April 8, 2020

ETL Testing Interview Questions and Answers

What is ETL?

In data warehousing architecture, ETL is an important component, which manages the data for any business process. ETL stands for Extract, Transform and Load. Extract does the process of reading data from a database. Transform does the converting of data into a format that could be appropriate for reporting and analysis. While, load does the process of writing the data into the target database.

Explain what are the ETL testing operations includes?

ETL testing includes

  • Verify whether the data is transforming correctly according to business requirements
  • Verify that the projected data is loaded into the data warehouse without any truncation and data loss
  • Make sure that ETL application reports invalid data and replaces with default values
  • Make sure that data loads at expected time frame to improve scalability and performance

Mention what are the types of data warehouse applications and what is the difference between data mining and data warehousing?

The types of data warehouse applications are

  • Info Processing
  • Analytical Processing
  • Data Mining

Data mining can be define as the process of extracting hidden predictive information from large databases and interpret the data while data warehousing may make use of a data mine for analytical processing of the data in a faster way. Data warehousing is the process of aggregating data from multiple sources into one common repository.

What are the various tools used in ETL?

  • Cognos Decision Stream
  • Oracle Warehouse Builder
  • Business Objects XI
  • SAS business warehouse
  • SAS Enterprise ETL server

What is fact? What are the types of facts?

It is a central component of a multi-dimensional model which contains the measures to be analysed. Facts are related to dimensions.

Types of facts are

Explain what are Cubes and OLAP Cubes?

Cubes are data processing units comprised of fact tables and dimensions from the data warehouse. It provides multi-dimensional analysis.

OLAP stands for Online Analytics Processing, and OLAP cube stores large data in muti-dimensional form for reporting purposes. It consists of facts called as measures categorized by dimensions.

What are the names of the layers in ETL?

The first layer in ETL is the source layer, and it is the layer where data lands. The second layer is the integration layer where the data is stored after transformation. The third layer is the dimension layer where the actual presentation layer stands.

What is meant by snapshots?

Snapshots are the copies of the read-only data that is stored in the master table.

What are views?

Views are built using the attributes of one or more tables. View with a single table can be updated, but those with multiple tables cannot be updated. More info ETL Training

 

What is meant by a materialized view log?

A materialized view log is the pre-computed table with aggregated or joined data from the fact tables, as well as the dimension tables.

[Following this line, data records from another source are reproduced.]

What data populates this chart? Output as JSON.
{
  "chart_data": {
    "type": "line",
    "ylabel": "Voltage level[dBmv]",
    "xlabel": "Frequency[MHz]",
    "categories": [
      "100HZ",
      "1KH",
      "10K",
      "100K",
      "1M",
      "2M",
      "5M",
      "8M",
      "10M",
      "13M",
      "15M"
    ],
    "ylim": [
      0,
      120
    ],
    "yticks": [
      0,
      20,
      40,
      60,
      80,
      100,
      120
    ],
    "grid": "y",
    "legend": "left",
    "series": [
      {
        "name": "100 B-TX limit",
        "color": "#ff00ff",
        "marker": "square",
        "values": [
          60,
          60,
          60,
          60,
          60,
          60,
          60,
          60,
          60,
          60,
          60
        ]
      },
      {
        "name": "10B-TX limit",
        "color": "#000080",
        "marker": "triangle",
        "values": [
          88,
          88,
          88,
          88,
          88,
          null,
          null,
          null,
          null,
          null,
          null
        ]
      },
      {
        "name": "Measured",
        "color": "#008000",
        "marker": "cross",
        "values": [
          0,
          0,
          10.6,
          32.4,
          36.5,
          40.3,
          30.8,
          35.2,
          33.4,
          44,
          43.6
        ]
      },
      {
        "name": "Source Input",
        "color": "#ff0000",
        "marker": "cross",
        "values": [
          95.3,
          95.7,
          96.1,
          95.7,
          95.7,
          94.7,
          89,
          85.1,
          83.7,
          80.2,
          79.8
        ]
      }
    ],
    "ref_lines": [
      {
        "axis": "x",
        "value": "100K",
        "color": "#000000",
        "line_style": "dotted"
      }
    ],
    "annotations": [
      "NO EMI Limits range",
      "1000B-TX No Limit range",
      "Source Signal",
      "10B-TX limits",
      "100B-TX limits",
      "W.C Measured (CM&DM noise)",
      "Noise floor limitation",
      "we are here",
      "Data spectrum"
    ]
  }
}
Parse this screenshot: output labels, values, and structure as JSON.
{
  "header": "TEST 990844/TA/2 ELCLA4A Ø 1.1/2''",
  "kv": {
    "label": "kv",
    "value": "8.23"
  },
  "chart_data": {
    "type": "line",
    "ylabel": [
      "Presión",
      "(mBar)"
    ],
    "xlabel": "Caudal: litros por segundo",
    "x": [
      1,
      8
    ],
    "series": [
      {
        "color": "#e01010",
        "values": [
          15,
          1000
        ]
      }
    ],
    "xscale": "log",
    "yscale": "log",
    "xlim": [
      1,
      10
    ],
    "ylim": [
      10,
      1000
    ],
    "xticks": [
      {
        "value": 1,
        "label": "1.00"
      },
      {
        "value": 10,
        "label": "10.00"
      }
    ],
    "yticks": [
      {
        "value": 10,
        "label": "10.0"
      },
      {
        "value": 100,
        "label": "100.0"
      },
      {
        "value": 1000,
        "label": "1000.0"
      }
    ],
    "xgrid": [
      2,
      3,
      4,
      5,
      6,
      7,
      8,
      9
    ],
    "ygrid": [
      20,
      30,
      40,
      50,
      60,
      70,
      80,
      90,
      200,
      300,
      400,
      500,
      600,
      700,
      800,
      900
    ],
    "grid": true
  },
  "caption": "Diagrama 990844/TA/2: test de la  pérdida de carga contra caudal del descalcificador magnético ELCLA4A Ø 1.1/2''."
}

What is a materialized view?

A materialized view is an aggregate table.

What is the difference between PowerCenter and PowerMart?

PowerCenter processes large volumes of data, whereas Power Mart processes small volumes of data.

What is the exact purpose of an ETL according to you?

It is actually very beneficial for the extracting of data and from the systems that are based on legacy. 

Can you define measures in a simple statement?

Well, they can be called as the number data which is generally based on the columns and is generally present in a fact table by default. Learn more from ETL Testing Certification

When you will make use of the Lookup Transformation?

It is one of the finest and in fact one of the very useful approaches in the ETL. It simply makes sure that the users can get a related value from a table and with the help of a column value that seems useless. In addition to this, it simply makes sure of boosting the performance of a dimensions table which is changing at a very slow rate. Also, there are situations when the records already remain present in the table. Dealing with such issues can be made possible with the help of Lookup transformation. 

What do you understand by Data Purging?

There are needs and situations when the data needs to be deleted from the data warehouse. It is a very daunting task to delete the data in bulk. The Purging is an approach that can delete multiple files at the same time and enable users to maintain speed as well as efficiency. A lot of extra space can be created simply with this.

Can you tell something about Bus Schema?

Dimension identification is something that is very important in the ETL and the same is largely handled by the Bus Schema.

Are your familiar with the Dynamic and the Static Cache?

When it comes to updating the master table, the dynamic cache can be opted. Also, the users are free to use it for changing the dimensions. On the other side, the users can simply manage the flat files through the Static Cache.  It is possible to deploy both the Dynamic and the Static Cache at the same time depending on the task and the overall complexity of the final outcome. 

What do you mean by staging area?

It is an area which is used when it comes to holding the information or the data temporary on the server that controls the data warehouse. There are certain steps that are included and the prime one among them is Surrogate assignments. 

What are the types of Partitioning you are familiar with?

There are two types of Partitioning that is common in ETL and they are:

1.   Hash 

2.   Round-robin

Can you tell a few benefits of using the Data Reader Destination Adapter?

There are ADO record sets which generally consists of columns and records. When it comes to populating them in a simple manner, the Data Reader Destination Adapter is very useful. It simply exposes the data flow and let the users impose various restrictions on the data which is required in many cases.

 

What are joiner and lookup?

The joiner is used to join two or more tables to retrieve the data from tables.

Lookup

 is used to check and compare the source table and the target table.